After Chandrasekhar’s discovery, scientists were sceptical about the limits of neutron degeneracy pressure. However, nobody fully understood the behaviour of large particles such as neutrons at the time, especially as nuclear physics was still a young field. Many physicists theorised that neutron stars would eject matter as they contracted, fizzling out before they could fully collapse. We still believed that nature would prevent the creation of a black hole.
This ended when J Robert Oppenheimer and his student, Hartland Snyder, published their paper On Continued Gravitational Contraction, where they proved that the largest stars were destined to collapse to a singularity. Building on their previous work establishing the Tolman-Oppenheimer-Volkoff Limit, they showed that the maximum mass a neutron star could be was around 3 times the mass of the sun, largely ending the black hole debate.

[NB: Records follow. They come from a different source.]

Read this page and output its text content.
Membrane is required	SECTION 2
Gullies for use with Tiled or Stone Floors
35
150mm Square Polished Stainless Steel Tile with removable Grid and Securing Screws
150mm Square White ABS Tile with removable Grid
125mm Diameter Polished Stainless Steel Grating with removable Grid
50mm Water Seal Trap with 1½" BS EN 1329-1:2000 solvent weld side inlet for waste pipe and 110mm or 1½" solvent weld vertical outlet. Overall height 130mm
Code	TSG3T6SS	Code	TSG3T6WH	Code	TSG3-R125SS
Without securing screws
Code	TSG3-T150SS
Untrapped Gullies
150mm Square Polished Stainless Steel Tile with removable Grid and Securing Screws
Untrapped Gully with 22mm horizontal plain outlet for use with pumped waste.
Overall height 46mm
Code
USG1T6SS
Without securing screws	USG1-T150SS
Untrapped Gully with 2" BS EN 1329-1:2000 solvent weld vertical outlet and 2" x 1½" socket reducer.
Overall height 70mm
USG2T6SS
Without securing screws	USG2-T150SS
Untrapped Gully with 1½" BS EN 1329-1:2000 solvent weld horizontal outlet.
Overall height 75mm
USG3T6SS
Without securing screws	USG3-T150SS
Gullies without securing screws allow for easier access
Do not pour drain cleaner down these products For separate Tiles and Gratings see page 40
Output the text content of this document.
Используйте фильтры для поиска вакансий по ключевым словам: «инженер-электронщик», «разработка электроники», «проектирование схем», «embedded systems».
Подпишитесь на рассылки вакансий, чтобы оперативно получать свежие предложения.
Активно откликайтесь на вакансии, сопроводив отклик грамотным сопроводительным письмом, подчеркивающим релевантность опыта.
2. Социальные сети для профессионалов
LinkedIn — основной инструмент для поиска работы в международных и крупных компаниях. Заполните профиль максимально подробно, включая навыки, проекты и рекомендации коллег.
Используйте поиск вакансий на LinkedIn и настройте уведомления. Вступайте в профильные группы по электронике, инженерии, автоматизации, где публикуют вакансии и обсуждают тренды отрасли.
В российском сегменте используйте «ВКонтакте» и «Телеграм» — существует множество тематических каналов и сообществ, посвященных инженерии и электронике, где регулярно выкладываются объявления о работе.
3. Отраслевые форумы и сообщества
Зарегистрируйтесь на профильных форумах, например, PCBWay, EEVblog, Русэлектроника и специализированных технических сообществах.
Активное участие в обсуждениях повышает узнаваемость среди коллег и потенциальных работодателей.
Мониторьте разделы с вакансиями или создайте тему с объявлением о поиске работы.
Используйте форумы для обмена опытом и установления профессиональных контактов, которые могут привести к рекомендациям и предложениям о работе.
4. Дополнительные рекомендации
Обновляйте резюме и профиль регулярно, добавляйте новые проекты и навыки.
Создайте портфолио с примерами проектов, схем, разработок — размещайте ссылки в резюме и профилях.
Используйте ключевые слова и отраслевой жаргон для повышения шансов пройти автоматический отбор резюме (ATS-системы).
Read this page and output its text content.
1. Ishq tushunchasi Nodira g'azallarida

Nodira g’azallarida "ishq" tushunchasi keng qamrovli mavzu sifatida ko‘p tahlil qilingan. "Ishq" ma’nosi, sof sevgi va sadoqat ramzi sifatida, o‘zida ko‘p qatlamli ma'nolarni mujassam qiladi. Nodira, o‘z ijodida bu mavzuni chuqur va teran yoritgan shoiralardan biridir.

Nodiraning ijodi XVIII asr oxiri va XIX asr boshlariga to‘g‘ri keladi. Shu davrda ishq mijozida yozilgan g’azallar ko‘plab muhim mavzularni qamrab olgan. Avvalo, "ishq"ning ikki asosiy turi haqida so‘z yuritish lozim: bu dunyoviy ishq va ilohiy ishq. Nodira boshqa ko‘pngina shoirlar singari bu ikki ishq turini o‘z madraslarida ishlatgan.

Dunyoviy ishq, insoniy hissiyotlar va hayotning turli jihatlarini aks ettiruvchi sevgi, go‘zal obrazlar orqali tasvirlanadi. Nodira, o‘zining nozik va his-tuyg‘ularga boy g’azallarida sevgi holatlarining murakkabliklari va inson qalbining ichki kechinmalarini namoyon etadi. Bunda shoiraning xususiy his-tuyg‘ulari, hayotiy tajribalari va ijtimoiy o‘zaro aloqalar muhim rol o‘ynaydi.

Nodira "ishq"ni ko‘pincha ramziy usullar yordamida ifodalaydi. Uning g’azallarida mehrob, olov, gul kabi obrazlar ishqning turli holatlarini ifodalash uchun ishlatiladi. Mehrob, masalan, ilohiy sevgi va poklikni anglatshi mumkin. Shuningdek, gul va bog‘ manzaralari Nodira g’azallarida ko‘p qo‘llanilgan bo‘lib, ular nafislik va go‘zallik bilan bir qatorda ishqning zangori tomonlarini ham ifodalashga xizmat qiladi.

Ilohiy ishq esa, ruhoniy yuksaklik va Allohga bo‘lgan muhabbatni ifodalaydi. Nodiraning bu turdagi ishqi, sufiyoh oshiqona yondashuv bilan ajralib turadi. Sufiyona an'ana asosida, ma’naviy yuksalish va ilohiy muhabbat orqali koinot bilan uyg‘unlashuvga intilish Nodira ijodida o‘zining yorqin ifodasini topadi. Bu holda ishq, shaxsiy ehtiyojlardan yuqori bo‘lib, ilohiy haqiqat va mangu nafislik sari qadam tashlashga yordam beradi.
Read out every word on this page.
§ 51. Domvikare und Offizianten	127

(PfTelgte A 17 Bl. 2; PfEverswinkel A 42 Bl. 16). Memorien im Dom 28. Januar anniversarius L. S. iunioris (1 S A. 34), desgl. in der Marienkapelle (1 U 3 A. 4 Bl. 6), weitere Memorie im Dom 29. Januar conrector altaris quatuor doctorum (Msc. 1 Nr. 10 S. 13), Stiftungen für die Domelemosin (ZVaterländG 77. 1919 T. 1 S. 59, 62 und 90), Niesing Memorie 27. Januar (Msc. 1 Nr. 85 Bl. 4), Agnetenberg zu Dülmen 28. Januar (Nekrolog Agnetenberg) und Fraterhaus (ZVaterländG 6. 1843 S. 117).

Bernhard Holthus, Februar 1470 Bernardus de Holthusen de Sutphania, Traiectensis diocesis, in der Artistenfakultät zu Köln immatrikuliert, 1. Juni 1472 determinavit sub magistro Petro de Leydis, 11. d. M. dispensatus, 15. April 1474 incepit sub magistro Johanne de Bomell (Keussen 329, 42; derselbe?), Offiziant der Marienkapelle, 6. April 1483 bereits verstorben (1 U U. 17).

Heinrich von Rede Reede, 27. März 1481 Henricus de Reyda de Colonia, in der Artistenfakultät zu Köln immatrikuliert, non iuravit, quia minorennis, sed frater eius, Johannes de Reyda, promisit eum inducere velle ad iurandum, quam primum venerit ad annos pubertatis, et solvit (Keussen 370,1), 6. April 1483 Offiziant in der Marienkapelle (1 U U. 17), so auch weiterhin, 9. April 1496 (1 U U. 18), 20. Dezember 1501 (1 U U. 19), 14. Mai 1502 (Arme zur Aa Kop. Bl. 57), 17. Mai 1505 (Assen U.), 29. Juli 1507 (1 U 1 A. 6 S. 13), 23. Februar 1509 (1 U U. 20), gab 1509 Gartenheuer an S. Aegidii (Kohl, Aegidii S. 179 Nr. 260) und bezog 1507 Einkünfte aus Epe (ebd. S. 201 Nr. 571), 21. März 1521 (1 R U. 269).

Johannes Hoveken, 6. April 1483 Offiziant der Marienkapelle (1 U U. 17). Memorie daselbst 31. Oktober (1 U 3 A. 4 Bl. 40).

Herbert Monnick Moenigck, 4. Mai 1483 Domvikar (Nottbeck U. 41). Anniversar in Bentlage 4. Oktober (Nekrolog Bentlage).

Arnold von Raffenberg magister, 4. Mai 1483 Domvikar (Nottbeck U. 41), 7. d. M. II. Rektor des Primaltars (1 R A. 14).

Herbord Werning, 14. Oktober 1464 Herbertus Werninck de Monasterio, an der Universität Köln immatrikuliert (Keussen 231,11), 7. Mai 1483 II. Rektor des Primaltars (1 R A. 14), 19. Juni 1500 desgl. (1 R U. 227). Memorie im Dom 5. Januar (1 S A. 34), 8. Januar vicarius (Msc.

Through this often heated dispute, the world discovered some of the best minds in science. Einstein became famous. Schwarzchild helped us navigate a relativistic universe. Chandrasekhar won the Nobel Prize. Landau, Zwicky and Fowler were pioneers in the field of degenerate matter. And Oppenheimer made the atomic bomb.
Despite all of this research, there’s still so much that we don’t know. With discoveries relating to quantum mechanics, relativity and nuclear physics, black holes have helped to shape our understanding of the universe and revealed how all of these fields are connected. Nearly all of what we know about the life cycle of a star came out of this debate. With new and exciting discoveries, such as the detection of gravitational waves in 2015, black holes are here to stay, and will continue to push our understanding of the universe.